Fallout 2 mod Fallout Sonora 1.14 and Sonora Dayglow 1.14 Vanilla Translation

@Fic_Mon

NPC Corwin, Puerto
In his floating text song he mentions "morflot" which is the abbreviation for USSR maritime fleet idk if Corwin is either russian like of one the followers in Casa Nueva or black designer just threw in a soviet song randomly in. Either way it needs yo be anglicized.
exactly what Cambragol says

@Cambragol
As for the 'Morflot' line. The dialogue has a note, claiming that the song is from a 1950 movie, the Deserters, but I can't find reference to such a movie. A little weird.
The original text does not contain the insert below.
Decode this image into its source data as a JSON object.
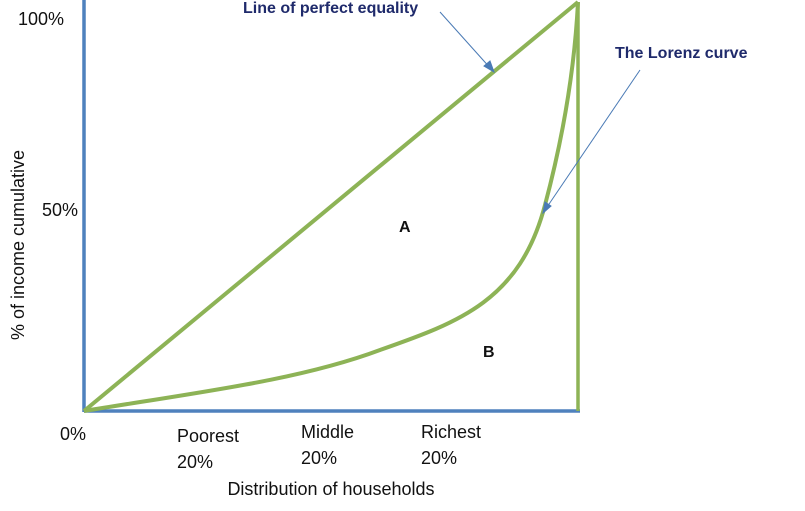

Should obviously be made 'western', but for the moment I just switched morflot for Navy.

the movie is called "desertery"/deserters in russia it's called differently in US..

Pro tip on translation (and possibly to ever translate the Quotes.txt)
Always and i mean *always* copy paste the movie name exactly how it's written and search for native language wikipedia notation, next switch the language to US and voila...

long story short the movie name is called "At war with the army" and it's a movie character "Alvin Corwin" the said song is somewhat close to the moive beginning I tranlslated cook.msg file for original team. if you want both versions US and RU of the movie are available at Youtube to watch, the song in russian has some differences so "Steak, caviar and whipped cream cake" obiously looked way off for 1950 russian censor and had to be changed to pasta, cutlets etc. so that actual Russian Navy when watching the film didn't outright rebel at the said time (as 5 yeas after ww2 ended mass hunger was still an issue in soviet block)..

anyways @Cambragol do watch both language versions, at least up to the said song's end ( like 10 mins into the movie tops) and change the dialogue acordingly..

/rant

since Corwin is singing the song is sepose to be inbetween "*" according to game text standard from the originals, however russian coding win-1251 has this messed up and the song markings in the song in original Cook.msg look way off when displayed in english ( although they are displayed as the "*" in russian so fix that as well).